Today I was late home for the nanny for the second time this week. It’s only Tuesday. At 5pm, when I should have been walking in the door and wrapping myself around my children, I was sitting in a meeting that clearly wasn’t even half-way through. I sent a surreptitious text and tried to appear as though I was checking something vital on the Blackberry instead of resolving my childcare issues. We may pride ourselves on our approach to flexible working, but the reality is a room full of middle-aged men with adult children and stay-at-home wives.
I shifted a piece of paper over my ‘to do’ list, reminding me that not only have I not yet organised the logistics, finished my team’s appraisals or completed any of my current projects, I haven’t drafted the new nanny’s contract, bought nappies or painted the chicken house.
Desperate to get home, I had a more pressing nappy situation to address; this morning I handed the nanny three children and a matching number of nappies. “Make them last!” was my helpful suggestion.

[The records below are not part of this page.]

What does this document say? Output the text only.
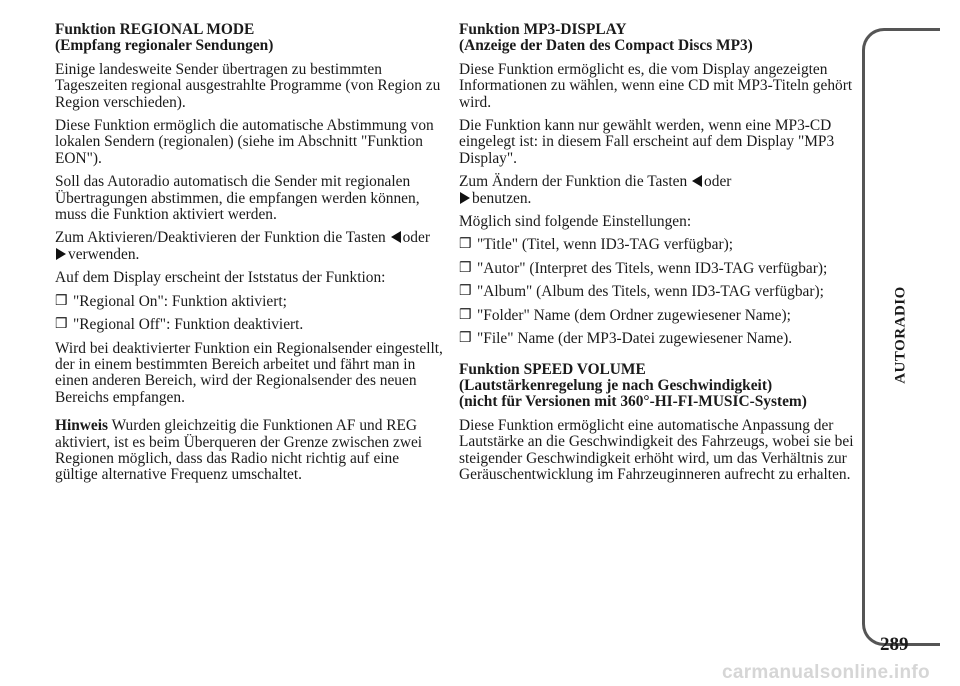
Funktion REGIONAL MODE
(Empfang regionaler Sendungen)

Einige landesweite Sender übertragen zu bestimmten Tageszeiten regional ausgestrahlte Programme (von Region zu Region verschieden).

Diese Funktion ermöglich die automatische Abstimmung von lokalen Sendern (regionalen) (siehe im Abschnitt "Funktion EON").

Soll das Autoradio automatisch die Sender mit regionalen Übertragungen abstimmen, die empfangen werden können, muss die Funktion aktiviert werden.

Zum Aktivieren/Deaktivieren der Funktion die Tasten oder verwenden.

Auf dem Display erscheint der Iststatus der Funktion:

❒ "Regional On": Funktion aktiviert;
❒ "Regional Off": Funktion deaktiviert.

Wird bei deaktivierter Funktion ein Regionalsender eingestellt, der in einem bestimmten Bereich arbeitet und fährt man in einen anderen Bereich, wird der Regionalsender des neuen Bereichs empfangen.

Hinweis Wurden gleichzeitig die Funktionen AF und REG aktiviert, ist es beim Überqueren der Grenze zwischen zwei Regionen möglich, dass das Radio nicht richtig auf eine gültige alternative Frequenz umschaltet.

Funktion MP3-DISPLAY
(Anzeige der Daten des Compact Discs MP3)

Diese Funktion ermöglicht es, die vom Display angezeigten Informationen zu wählen, wenn eine CD mit MP3-Titeln gehört wird.

Die Funktion kann nur gewählt werden, wenn eine MP3-CD eingelegt ist: in diesem Fall erscheint auf dem Display "MP3 Display".

Zum Ändern der Funktion die Tasten oder
benutzen.

Möglich sind folgende Einstellungen:

❒ "Title" (Titel, wenn ID3-TAG verfügbar);
❒ "Autor" (Interpret des Titels, wenn ID3-TAG verfügbar);
❒ "Album" (Album des Titels, wenn ID3-TAG verfügbar);
❒ "Folder" Name (dem Ordner zugewiesener Name);
❒ "File" Name (der MP3-Datei zugewiesener Name).
Funktion SPEED VOLUME
(Lautstärkenregelung je nach Geschwindigkeit)
(nicht für Versionen mit 360°-HI-FI-MUSIC-System)

Diese Funktion ermöglicht eine automatische Anpassung der Lautstärke an die Geschwindigkeit des Fahrzeugs, wobei sie bei steigender Geschwindigkeit erhöht wird, um das Verhältnis zur Geräuschentwicklung im Fahrzeuginneren aufrecht zu erhalten.

AUTORADIO
289
carmanualsonline.info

So I ducked into Sainsbury’s amid the usual array of single shoppers (fresh pasta & sauce, bottle of Rioja) and happy families (two trolleys, multi-pack of crisps). I attempted to hide the contents of my basket. A pack of nappies, a bottle of gin and some paracetamol. Ah, the perfect mother… I am a shining example of having it all, am I not?
So let’s recap; I work forty hours a week at work and another ten to twenty at home when the children are asleep. I race out of the house at 7am and struggle to be home in time for the nanny to achieve any work/life balance of her own. By mid-afternoon I find myself refusing a cup of tea because I know I won’t have time to go for a wee. Surely that’s not normal? I accept work I have no capacity to complete and sacrifice sleep to achieve it. I make hands-free calls as I drive to work, pick out e-mails on the Blackberry as I stand in the bus queue and never watch TV without simultaneously reading a report. When I’m at work I find myself longing to be at home, and when I’m at home… well, you guessed it.
This isn’t having it all at all; this is just doing it all. And not terribly well. Something has to give… but what?